O mundo é para quem nasce para o conquistar E não para quem sonha que pode conquistá-lo, ainda que tenha razão.” Tabacaria, Fernando Pessoa

Nas Relações Internacionais, a discussão sobre a natureza do Poder e sobre seus limites é um tema constante, assim como o debate sobre as estruturas que o sustentam e o que é o exercício do Poder em suas mais variadas formas, seja de forma bruta, pela via militar, seja pela utilização de capacidades políticas, ou econômicas ou culturais.

O estudo das origens do Poder das grandes potências é complexo e possível compreender que ele emana não apenas de uma variável, como por exemplo, das capacidades militares de uma nação. Temos uma miríade de fatores que, combinados contribuem na construção do poder de um Estado, como a economia, sistema político, a construção de estruturas ideológicas e a forma de pensamento social são pontos estratégicos na construção de uma potência. No caso dos Estados Unidos, é importante que seja traçado um paralelo histórico que nos permita compreender as condições sociais e políticas que os possibilitaram alcançar sua condição de superpotência e como uma nova conjuntura de crises e transformações sistêmicas nas estruturas socioeconômicas nacionais e globais, pode fazer com que os EUA tenham seu posto de potência hegemônica e centro do Sistema Internacional, disputado por outros atores, tal qual a China.
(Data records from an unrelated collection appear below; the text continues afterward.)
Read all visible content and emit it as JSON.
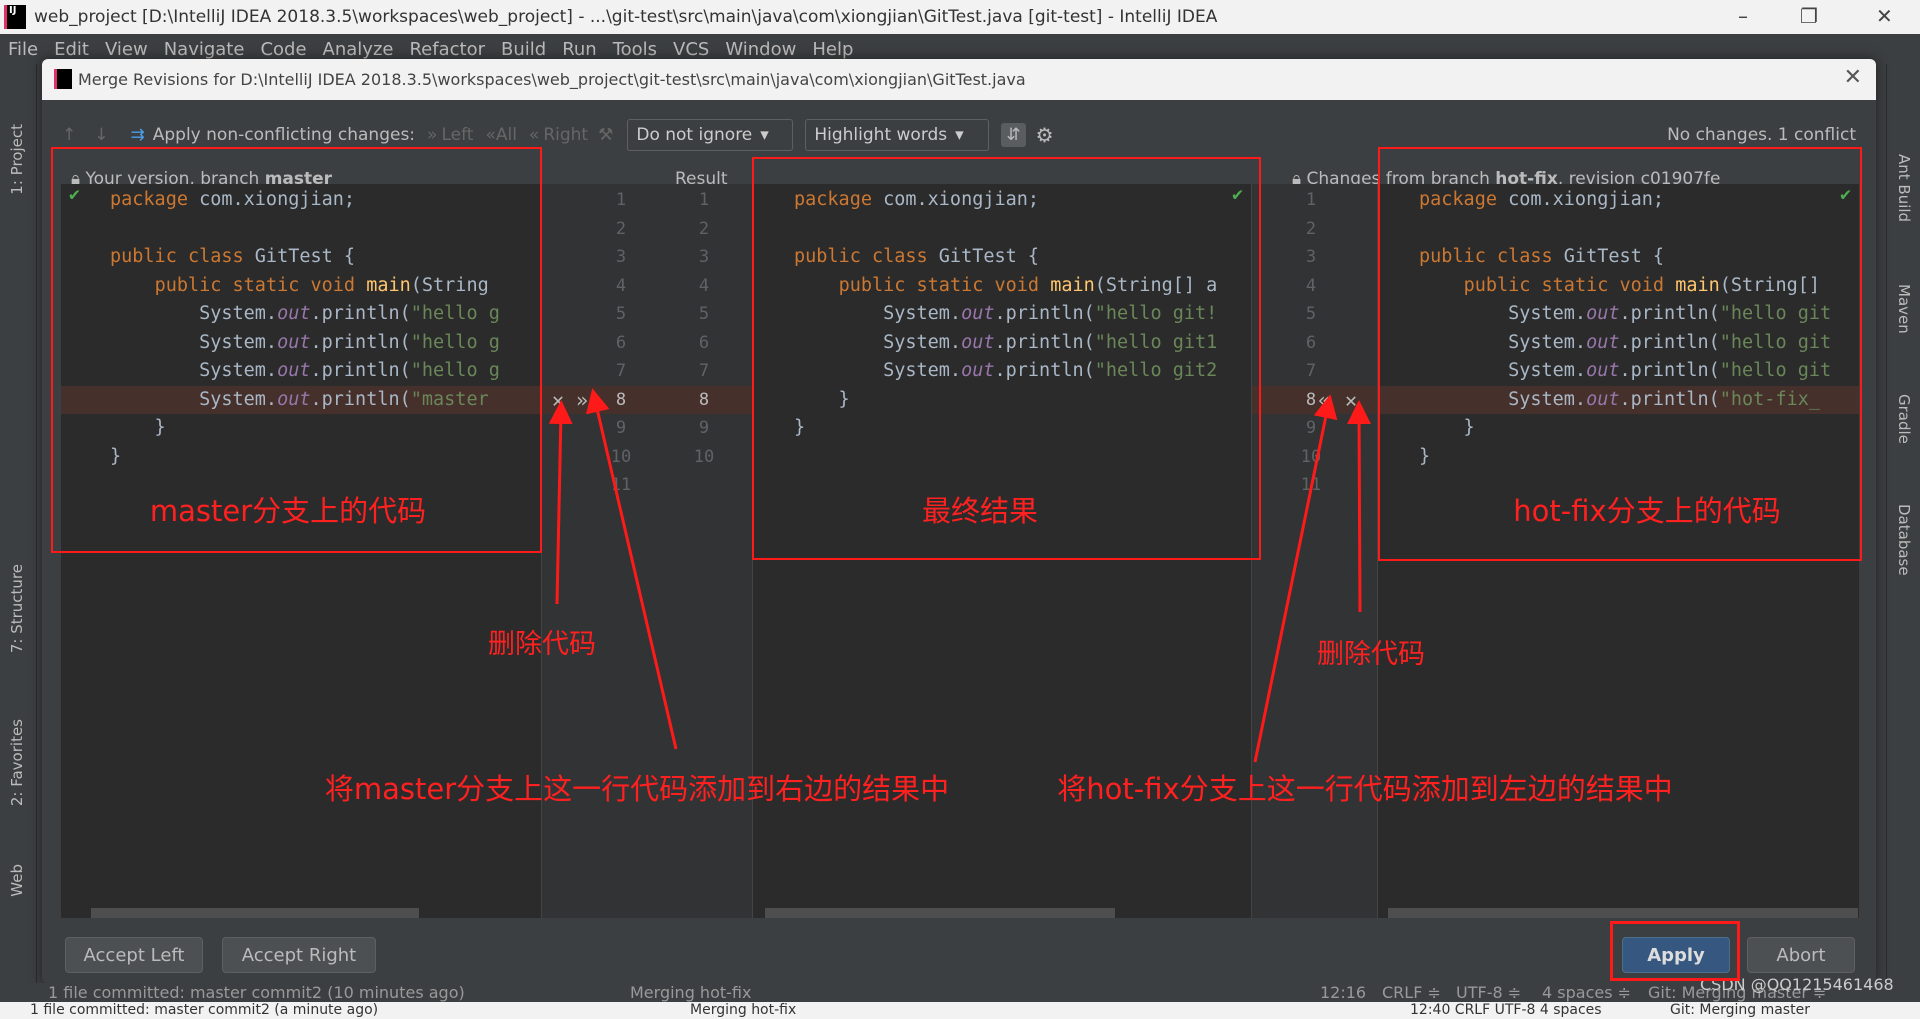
{
  "window": {
    "title": "web_project [D:\\IntelliJ IDEA 2018.3.5\\workspaces\\web_project] - ...\\git-test\\src\\main\\java\\com\\xiongjian\\GitTest.java [git-test] - IntelliJ IDEA",
    "minimize": "–",
    "maximize": "❐",
    "close": "✕"
  },
  "menu": [
    "File",
    "Edit",
    "View",
    "Navigate",
    "Code",
    "Analyze",
    "Refactor",
    "Build",
    "Run",
    "Tools",
    "VCS",
    "Window",
    "Help"
  ],
  "left_tools": [
    "1: Project",
    "7: Structure",
    "2: Favorites",
    "Web"
  ],
  "right_tools": [
    "Ant Build",
    "Maven",
    "Gradle",
    "Database"
  ],
  "dialog": {
    "title": "Merge Revisions for D:\\IntelliJ IDEA 2018.3.5\\workspaces\\web_project\\git-test\\src\\main\\java\\com\\xiongjian\\GitTest.java",
    "close": "✕",
    "toolbar": {
      "apply_label": "Apply non-conflicting changes:",
      "left": "Left",
      "all": "All",
      "right": "Right",
      "ignore": "Do not ignore",
      "highlight": "Highlight words",
      "status": "No changes. 1 conflict"
    },
    "left_header": {
      "prefix": "Your version, branch ",
      "branch": "master"
    },
    "result_header": "Result",
    "right_header": {
      "prefix": "Changes from branch ",
      "branch": "hot-fix",
      "suffix": ", revision c01907fe"
    },
    "left_code": [
      [
        [
          "kw",
          "package "
        ],
        [
          "pl",
          "com.xiongjian;"
        ]
      ],
      [],
      [
        [
          "kw",
          "public class "
        ],
        [
          "pl",
          "GitTest {"
        ]
      ],
      [
        [
          "pl",
          "    "
        ],
        [
          "kw",
          "public static void "
        ],
        [
          "fn",
          "main"
        ],
        [
          "pl",
          "(String"
        ]
      ],
      [
        [
          "pl",
          "        System."
        ],
        [
          "fld",
          "out"
        ],
        [
          "pl",
          ".println("
        ],
        [
          "str",
          "\"hello g"
        ]
      ],
      [
        [
          "pl",
          "        System."
        ],
        [
          "fld",
          "out"
        ],
        [
          "pl",
          ".println("
        ],
        [
          "str",
          "\"hello g"
        ]
      ],
      [
        [
          "pl",
          "        System."
        ],
        [
          "fld",
          "out"
        ],
        [
          "pl",
          ".println("
        ],
        [
          "str",
          "\"hello g"
        ]
      ],
      [
        [
          "pl",
          "        System."
        ],
        [
          "fld",
          "out"
        ],
        [
          "pl",
          ".println("
        ],
        [
          "str",
          "\"master"
        ]
      ],
      [
        [
          "pl",
          "    }"
        ]
      ],
      [
        [
          "pl",
          "}"
        ]
      ]
    ],
    "result_code": [
      [
        [
          "kw",
          "package "
        ],
        [
          "pl",
          "com.xiongjian;"
        ]
      ],
      [],
      [
        [
          "kw",
          "public class "
        ],
        [
          "pl",
          "GitTest {"
        ]
      ],
      [
        [
          "pl",
          "    "
        ],
        [
          "kw",
          "public static void "
        ],
        [
          "fn",
          "main"
        ],
        [
          "pl",
          "(String[] a"
        ]
      ],
      [
        [
          "pl",
          "        System."
        ],
        [
          "fld",
          "out"
        ],
        [
          "pl",
          ".println("
        ],
        [
          "str",
          "\"hello git!"
        ]
      ],
      [
        [
          "pl",
          "        System."
        ],
        [
          "fld",
          "out"
        ],
        [
          "pl",
          ".println("
        ],
        [
          "str",
          "\"hello git1"
        ]
      ],
      [
        [
          "pl",
          "        System."
        ],
        [
          "fld",
          "out"
        ],
        [
          "pl",
          ".println("
        ],
        [
          "str",
          "\"hello git2"
        ]
      ],
      [
        [
          "pl",
          "    }"
        ]
      ],
      [
        [
          "pl",
          "}"
        ]
      ]
    ],
    "right_code": [
      [
        [
          "kw",
          "package "
        ],
        [
          "pl",
          "com.xiongjian;"
        ]
      ],
      [],
      [
        [
          "kw",
          "public class "
        ],
        [
          "pl",
          "GitTest {"
        ]
      ],
      [
        [
          "pl",
          "    "
        ],
        [
          "kw",
          "public static void "
        ],
        [
          "fn",
          "main"
        ],
        [
          "pl",
          "(String[]"
        ]
      ],
      [
        [
          "pl",
          "        System."
        ],
        [
          "fld",
          "out"
        ],
        [
          "pl",
          ".println("
        ],
        [
          "str",
          "\"hello git"
        ]
      ],
      [
        [
          "pl",
          "        System."
        ],
        [
          "fld",
          "out"
        ],
        [
          "pl",
          ".println("
        ],
        [
          "str",
          "\"hello git"
        ]
      ],
      [
        [
          "pl",
          "        System."
        ],
        [
          "fld",
          "out"
        ],
        [
          "pl",
          ".println("
        ],
        [
          "str",
          "\"hello git"
        ]
      ],
      [
        [
          "pl",
          "        System."
        ],
        [
          "fld",
          "out"
        ],
        [
          "pl",
          ".println("
        ],
        [
          "str",
          "\"hot-fix_"
        ]
      ],
      [
        [
          "pl",
          "    }"
        ]
      ],
      [
        [
          "pl",
          "}"
        ]
      ]
    ],
    "left_line_numbers": [
      "1",
      "2",
      "3",
      "4",
      "5",
      "6",
      "7",
      "8",
      "9",
      "10",
      "11"
    ],
    "result_line_numbers": [
      "1",
      "2",
      "3",
      "4",
      "5",
      "6",
      "7",
      "8",
      "9",
      "10"
    ],
    "right_line_numbers": [
      "1",
      "2",
      "3",
      "4",
      "5",
      "6",
      "7",
      "8",
      "9",
      "10",
      "11"
    ],
    "buttons": {
      "accept_left": "Accept Left",
      "accept_right": "Accept Right",
      "apply": "Apply",
      "abort": "Abort"
    }
  },
  "status": {
    "message": "1 file committed: master commit2 (10 minutes ago)",
    "task": "Merging hot-fix",
    "position": "12:16",
    "line_sep": "CRLF ≑",
    "encoding": "UTF-8 ≑",
    "indent": "4 spaces ≑",
    "vcs": "Git: Merging master ≑"
  },
  "bottom": {
    "message": "1 file committed: master commit2 (a minute ago)",
    "task": "Merging hot-fix",
    "info": "12:40  CRLF  UTF-8  4 spaces",
    "vcs": "Git: Merging master"
  },
  "watermark": "CSDN @QQ1215461468",
  "annotations": {
    "left_box": "master分支上的代码",
    "result_box": "最终结果",
    "right_box": "hot-fix分支上的代码",
    "delete1": "删除代码",
    "delete2": "删除代码",
    "add_right": "将master分支上这一行代码添加到右边的结果中",
    "add_left": "将hot-fix分支上这一行代码添加到左边的结果中"
  },
  "colors": {
    "annotation": "#ff1a1a",
    "conflict": "#45302b",
    "apply": "#365880"
  }
}
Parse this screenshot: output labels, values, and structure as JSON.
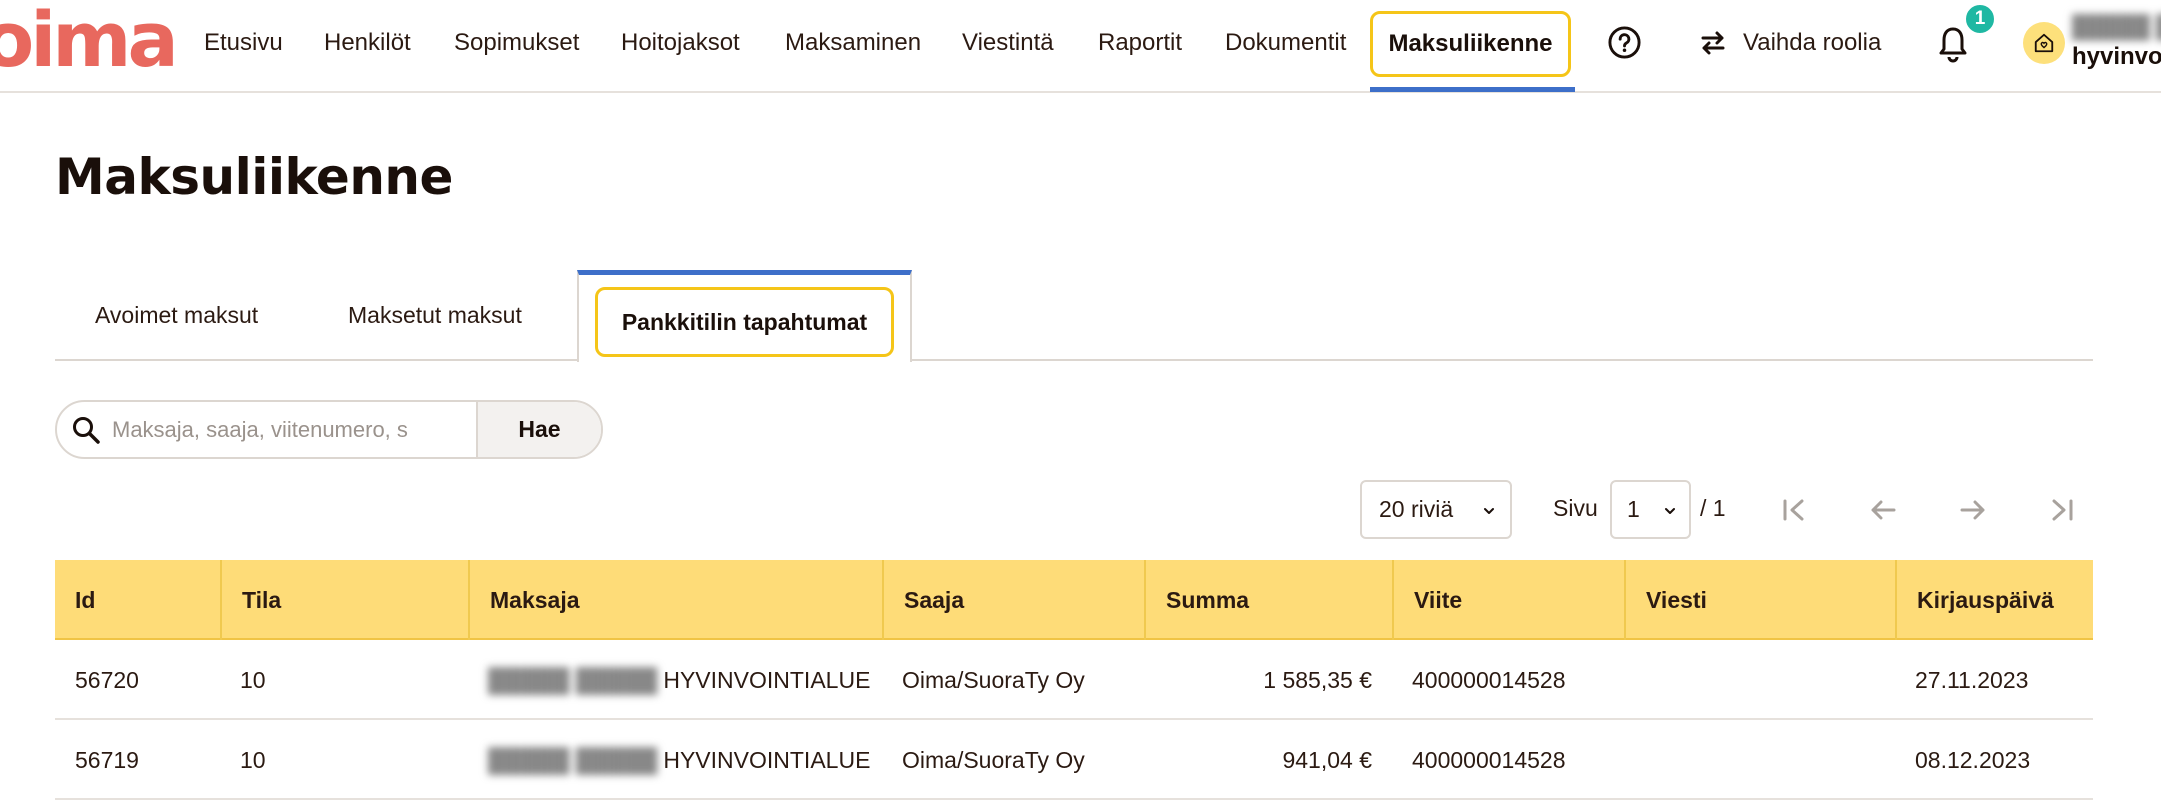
{
  "logo": "oima",
  "nav": {
    "items": [
      "Etusivu",
      "Henkilöt",
      "Sopimukset",
      "Hoitojaksot",
      "Maksaminen",
      "Viestintä",
      "Raportit",
      "Dokumentit"
    ],
    "active": "Maksuliikenne",
    "switch_role": "Vaihda roolia",
    "notification_count": "1",
    "user_org": "hyvinvo"
  },
  "page": {
    "title": "Maksuliikenne"
  },
  "tabs": [
    "Avoimet maksut",
    "Maksetut maksut",
    "Pankkitilin tapahtumat"
  ],
  "search": {
    "placeholder": "Maksaja, saaja, viitenumero, s",
    "button": "Hae"
  },
  "pagination": {
    "rows": "20 riviä",
    "page_label": "Sivu",
    "page": "1",
    "total": "/ 1"
  },
  "table": {
    "headers": [
      "Id",
      "Tila",
      "Maksaja",
      "Saaja",
      "Summa",
      "Viite",
      "Viesti",
      "Kirjauspäivä"
    ],
    "rows": [
      {
        "id": "56720",
        "tila": "10",
        "maksaja": "HYVINVOINTIALUE",
        "saaja": "Oima/SuoraTy Oy",
        "summa": "1 585,35 €",
        "viite": "400000014528",
        "viesti": "",
        "kirjauspaiva": "27.11.2023"
      },
      {
        "id": "56719",
        "tila": "10",
        "maksaja": "HYVINVOINTIALUE",
        "saaja": "Oima/SuoraTy Oy",
        "summa": "941,04 €",
        "viite": "400000014528",
        "viesti": "",
        "kirjauspaiva": "08.12.2023"
      }
    ]
  },
  "colors": {
    "brand": "#e8685e",
    "highlight": "#f5c518",
    "accent": "#3d6fc9",
    "table_header": "#fedc78",
    "badge": "#1fb8a3"
  }
}
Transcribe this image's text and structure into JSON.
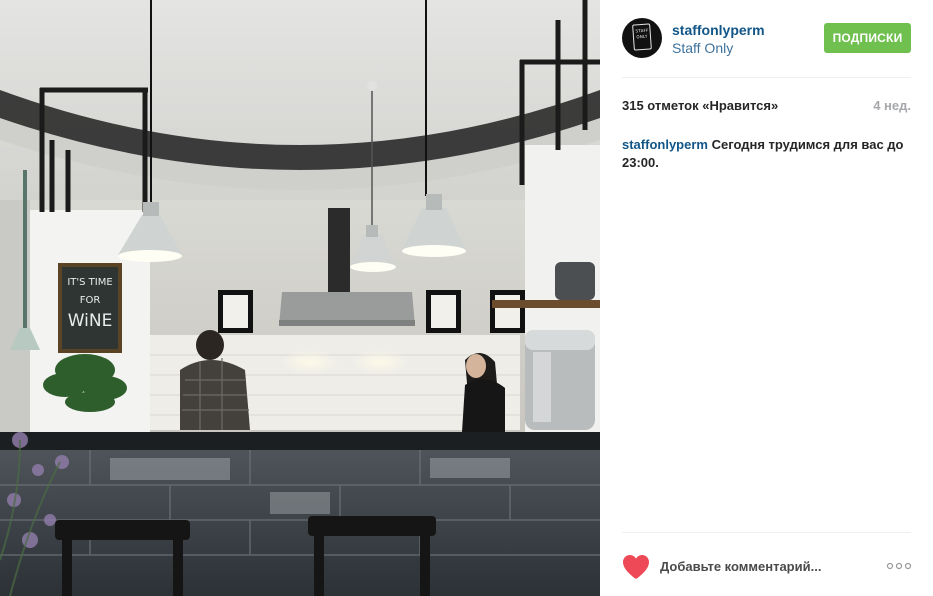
{
  "header": {
    "username": "staffonlyperm",
    "full_name": "Staff Only",
    "follow_label": "Подписки",
    "avatar_text": "STAFF ONLY",
    "follow_color": "#70c050",
    "username_color": "#125688"
  },
  "photo": {
    "sign_line1": "IT'S TIME",
    "sign_line2": "FOR",
    "sign_line3": "WiNE"
  },
  "stats": {
    "likes": "315 отметок «Нравится»",
    "time_ago": "4 нед."
  },
  "caption": {
    "username": "staffonlyperm",
    "text": "Сегодня трудимся для вас до 23:00."
  },
  "comment": {
    "placeholder": "Добавьте комментарий...",
    "heart_icon": "heart-icon",
    "heart_color": "#ed4956",
    "more_icon": "more-options-icon"
  }
}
Diferentemente das nações europeias, os EUA, possuem uma série características únicas em âmbito geopolítico, em padrões culturais e de pensamento – notadamente a ideia do “Excepcionalismo Americano” e a Doutrina do Destino Manifesto – , assim como no espectro econômico, que possibilitaram um rápido desenvolvimento industrial entre o final do século XIX e os anos 1940. Desenvolvimento este que, foi utilizando como instrumento de inserção no sistema internacional e catalizador de profundas e rápidas mudanças nas estruturas de poder em âmbito global. Uma das grandes bases do desenvolvimento econômico americano foi a percepção, tanto por parte dos governos estaduais e federal, quando dos atores econômicos privados, de que a construção de uma sólida infraestrutura que permitisse a instalação de indústrias, acesso à serviços básicos para as cidades em expansão e meios de transporte eficientes para a sustentação da expansão e desenvolvimento das forças produtivas.

Dentre os impactos do rápido desenvolvimento econômico dos Estados Unidos, podemos citar dois: o surgimento da ideologia do American Way of Life e a ascensão ao posto de maior e mais dinâmica economia no mundo. Os crescentes padrões de qualidade de vida e o fácil acesso à mercadorias e serviços que os cidadãos dos EUA possuíam, tornaram-se o padrão de desenvolvimento socioeconômico nos países sob sua influência e ajudaram a solidificar  no pensamento popular estadunidense a ideia de um “excepcionalismo” sem igual na história humana.

Os últimos 30 anos nos apresentam um cenário intrigante para a análise do futuro dos Estados Unidos, pois com a dissolução da União Soviética, se consagram como a única superpotência no mundo, possuindo uma capacidade sem igual em moldar e direcionar o jogo  politico em escala global, seja por meio de ações militares, reestruturações das regras economicas, tal como feito com o Consenso de Washington.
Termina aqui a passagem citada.